Without the Executive Order, the deadline by which grievances must be filed and the earliest day on which the municipality can conduct hearings through its’ Board of Assessment Review is the fourth Tuesday in May (in 2020, that date is May 26th).  The latest day for Board of Assessments Review to begin hearings is supposed to be the second Tuesday in June (in 2020, that is June 9th).  Executive Order 202.22 requires that the hearing date/deadline for filing grievances must be at least twenty-one (21) days after the filing of the tentative assessment roll.

As a result of the Executive Order, municipalities now can file their tentative assessment roll at any time from May 1st to May 31st and be timely.  While the deadline for filing grievances will not be any earlier than May 26th, each municipality has the freedom to choose its own deadline for the filing of grievances and date upon which challenges to assessments will be heard so long as the date is at least 21 days after the filing of the tentative assessment roll.  A party who will consider grieving its assessment should check the property’s municipal website regularly to determine when the tentative assessment is or was filed and what the deadline for filing grievances and the date of the first meeting of the municipal Board of Assessment Review will be.  Because of the COVID restrictions on local government activity, grievances should be completed and filed quickly this year.  The Clerk’s office in many municipalities is not open on a full time basis and may not be open every day.  There is no provision in the Executive Order that allows the filing of a grievance beyond the municipal deadline.
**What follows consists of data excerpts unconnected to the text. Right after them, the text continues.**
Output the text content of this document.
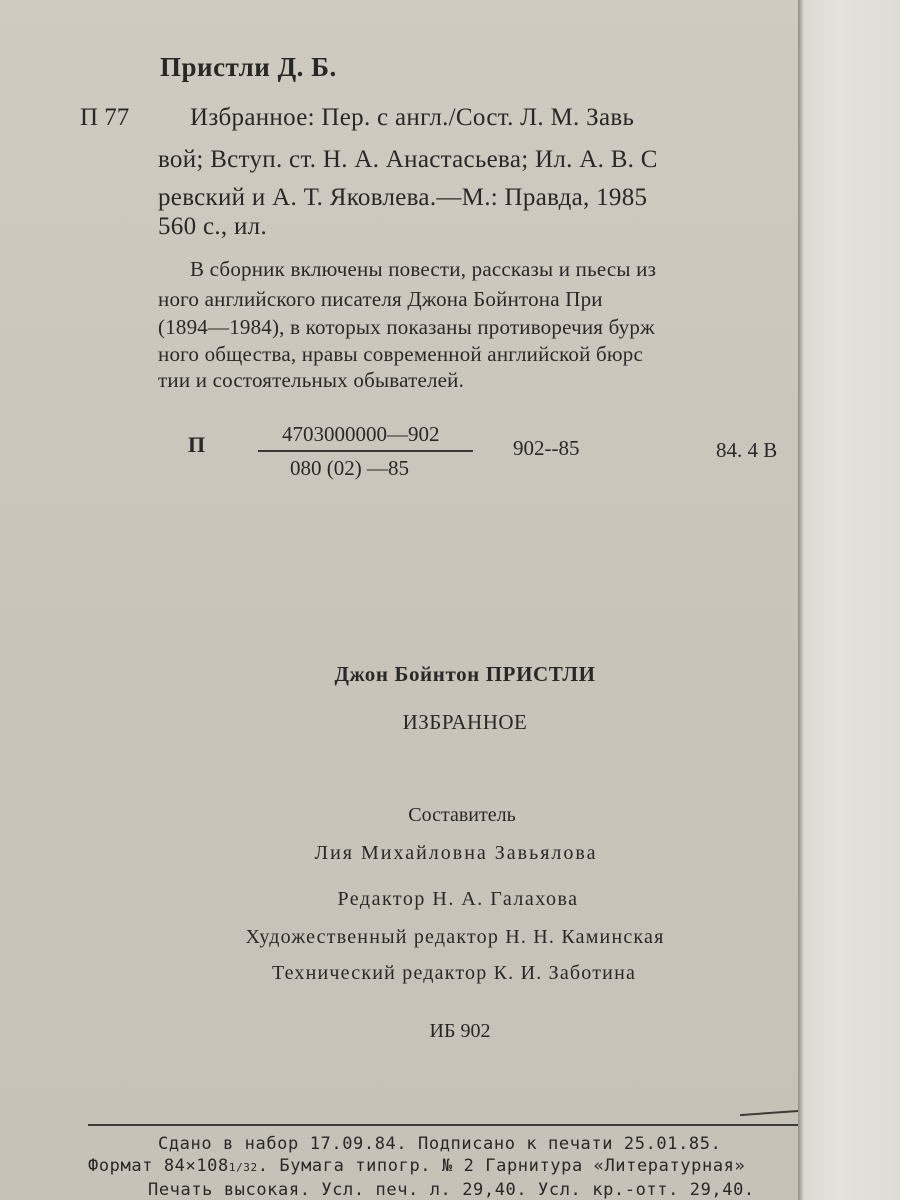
Пристли Д. Б.
П 77 Избранное: Пер. с англ./Сост. Л. М. Завь
вой; Вступ. ст. Н. А. Анастасьева; Ил. А. В. С
ревский и А. Т. Яковлева.—М.: Правда, 1985
560 с., ил.
В сборник включены повести, рассказы и пьесы из
ного английского писателя Джона Бойнтона При
(1894—1984), в которых показаны противоречия бурж
ного общества, нравы современной английской бюрс
тии и состоятельных обывателей.
П	4703000000—902
080 (02) —85
902--85	84. 4 В
Джон Бойнтон ПРИСТЛИ
ИЗБРАННОЕ
Составитель
Лия Михайловна Завьялова
Редактор Н. А. Галахова
Художественный редактор Н. Н. Каминская
Технический редактор К. И. Заботина
ИБ 902
Сдано в набор 17.09.84. Подписано к печати 25.01.85.
Формат 84×1081/32. Бумага типогр. № 2 Гарнитура «Литературная»
Печать высокая. Усл. печ. л. 29,40. Усл. кр.-отт. 29,40.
Executive Order 202.22 also permits Boards of Assessment Review to hear complaints “by conference call or similar service, provided complainants can present their complaints through such service and the public has the ability to view or listen to such proceeding”.  We can anticipate that municipalities will respond to this portion of the Executive Order in very different ways.  Some municipalities will be able and willing to embrace remote technologies and others will insist on trying to have in-person meetings with social distancing.

As we approach the earliest deadline for the filing of tentative assessment rolls, it will be important to actively monitor the websites of municipalities in which grievances may be filed to determine the date on which the roll will be filed, the deadline for filing of grievances and the manner in which Boards of Assessment Review will be conducting any hearings to consider grievances.  Grievances should completed and filed early because of potential problems in filing with the Clerk’s office.